Wednesday, September 23, 2015

Post # 13 Atria Restaurant/Brick Cellar Bar

Atria Restaurant/Brick Cellar Bar
137 Main St.
Edgartown, MA 02539
atriamv.com

Of the many things I enjoy doing on Martha's Vineyard, several culinary outings have become "must dos" summer after summer. Sipping a Mermaid Farm Blueberry Lassie while watching the bulls in their morning pasture across Middle Road is one. Eating a cheeseburger smothered in Barbie Fenner's JD sauce on The Galley's back deck is another (see Post # 9 ). Slurping shucked clams with my wife on the sun-drenched docks behind Menemsha Fish Market never sucks; and imbibing in at least one but no more than three Holy Water martinis at the Park Corner Bistro is always a high point.

Hmm...a martini blog? Now that could be fun.

  
Surf
Turf
Mirth
   














This past summer I experienced a culinary curiosity to add to my traditions.

Have you ever eaten a McDonald's Big Mac and felt disgusting afterward--or disgusted with yourself? To a point where you need a shower but know that no amount of absolution will cleanse you of your indulgences? What if you could experience the salty, greasy, sinful taste of a Big Mac without the emotional disgust or physical damage?

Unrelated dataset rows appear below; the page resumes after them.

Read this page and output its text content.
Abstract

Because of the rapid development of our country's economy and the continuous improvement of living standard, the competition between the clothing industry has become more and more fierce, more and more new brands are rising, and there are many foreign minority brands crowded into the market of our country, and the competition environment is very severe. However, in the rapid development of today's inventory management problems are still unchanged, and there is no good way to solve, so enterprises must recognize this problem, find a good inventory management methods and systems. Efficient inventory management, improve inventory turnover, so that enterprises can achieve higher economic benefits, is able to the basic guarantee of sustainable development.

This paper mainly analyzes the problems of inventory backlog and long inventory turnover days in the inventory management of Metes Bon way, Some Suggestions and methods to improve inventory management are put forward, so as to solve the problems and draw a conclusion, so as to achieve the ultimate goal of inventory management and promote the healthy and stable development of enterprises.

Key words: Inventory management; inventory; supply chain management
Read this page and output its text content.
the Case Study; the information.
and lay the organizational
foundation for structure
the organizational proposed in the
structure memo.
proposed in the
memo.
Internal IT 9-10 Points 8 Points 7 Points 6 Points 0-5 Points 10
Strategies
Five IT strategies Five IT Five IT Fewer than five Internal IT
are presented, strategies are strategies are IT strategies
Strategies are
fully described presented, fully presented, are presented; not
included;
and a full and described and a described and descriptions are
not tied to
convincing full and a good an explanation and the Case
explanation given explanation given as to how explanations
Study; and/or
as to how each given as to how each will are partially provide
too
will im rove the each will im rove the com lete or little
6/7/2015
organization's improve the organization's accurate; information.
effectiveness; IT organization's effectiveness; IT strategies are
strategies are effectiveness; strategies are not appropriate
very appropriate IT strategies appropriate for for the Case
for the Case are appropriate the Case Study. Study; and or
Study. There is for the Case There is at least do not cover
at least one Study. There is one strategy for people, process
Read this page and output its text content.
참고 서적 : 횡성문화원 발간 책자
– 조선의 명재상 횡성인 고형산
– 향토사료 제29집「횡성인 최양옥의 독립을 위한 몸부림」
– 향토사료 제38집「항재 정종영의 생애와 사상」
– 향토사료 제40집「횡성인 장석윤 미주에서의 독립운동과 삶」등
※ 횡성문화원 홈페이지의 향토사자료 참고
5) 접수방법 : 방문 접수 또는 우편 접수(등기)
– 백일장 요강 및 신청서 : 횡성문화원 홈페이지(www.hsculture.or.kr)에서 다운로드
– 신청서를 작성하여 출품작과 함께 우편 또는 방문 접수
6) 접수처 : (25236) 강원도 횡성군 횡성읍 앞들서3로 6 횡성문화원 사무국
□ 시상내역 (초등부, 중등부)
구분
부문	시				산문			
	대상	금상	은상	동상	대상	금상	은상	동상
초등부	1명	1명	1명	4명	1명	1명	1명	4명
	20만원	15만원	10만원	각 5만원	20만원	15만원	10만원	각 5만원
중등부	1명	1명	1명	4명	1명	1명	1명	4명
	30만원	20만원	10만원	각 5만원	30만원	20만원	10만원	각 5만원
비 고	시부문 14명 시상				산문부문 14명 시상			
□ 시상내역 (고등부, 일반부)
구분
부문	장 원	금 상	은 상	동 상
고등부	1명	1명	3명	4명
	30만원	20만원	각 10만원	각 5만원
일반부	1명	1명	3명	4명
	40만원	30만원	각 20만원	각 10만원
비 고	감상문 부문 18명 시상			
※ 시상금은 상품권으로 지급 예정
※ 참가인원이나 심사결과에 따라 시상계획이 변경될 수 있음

That's the concept of the McRip Off Burger, developed by Christian Thornton, chef/owner of Edgartown's Atria Restaurant. The McRip Off is one of many burgers Thornton offers in Atria's Brick Cellar Bar downstairs, and it is as close to a guilt-free, farm-to-table Big Mac as you will find...as oxymoronic as that sounds.
The sign out front upscale Atria Restaurant. For killer burgers, head downstairs.
Chef Thornton with his favorite blogger
The McRip Off and the Big Mac are similar in that each features (chant with me, people) two-all-beef-patties-special-sauce-lettuce-cheese-pickles-onions-on-a-sesame-seed-bun. But the
marketing mantra, and surprisingly comparable tastes, are where the similarities end. While a Big Mac's meat is of dubious age and make-up, the two, four-ounce patties of the McRip Off are made from super fresh, hand-formed, 80/20 Angus beef. While a Big Mac's tomatoes are tasteless. lettuce listless and onions without odor, the McRip features farm fresh Martha's Vineyard produce whenever available. While a Big Mac's pickles are generic and special sauce nothing special, Atria makes its own pickles and sauce, and both are pretty special. Thornton has brought a chef's sensibilities to engineering the burger; so while a Big Mac is an assembly-line atrocity compiled by dazed high schoolers, the McRip Off is a handcrafted masterpiece prepared by serious chefs who love and respect food. When the ingredients are combined, the McRip Off tastes curiously like a Big Mac, but it does so while being fresh, authentic and clean.

OMG...this burger. Holy Shit.
I enjoyed two McRip Offs this summer: one with Scott, who introduced me to it after one but no more than three Holy Waters, and another with my glutenista wife Alicia, who sat patiently over a plate of goat cheese and portabellas as I burgasmed on a bar stool. The salt and grease components were high and spot on, the yellow American cheese was melted perfectly over the vegetable trifecta, and the Fireking Bakery bun was the quintessential burger girdle. Simply put, the eating experiences were ambrosial.

The only drawback to the McRip Off might be its name. At 19 bucks a pop, I don't want a hint of being McRipped off while I'm Loving It. After all, the price tag is almost three times that of a JD Burger and twice as much as a dozen shucked clams. But no matter how many clams it costs, the McRip Off is a hundred times better than a Big Mac, and comes with a psychological Get Out Of Jail Free card. Not to mention a generous helping of crispy, salty fries.

And besides, this is Edgartown we're talking about. By that measuring stick, the McRip Off is worth every penny. And worthy of inclusion in anybody's MV traditions.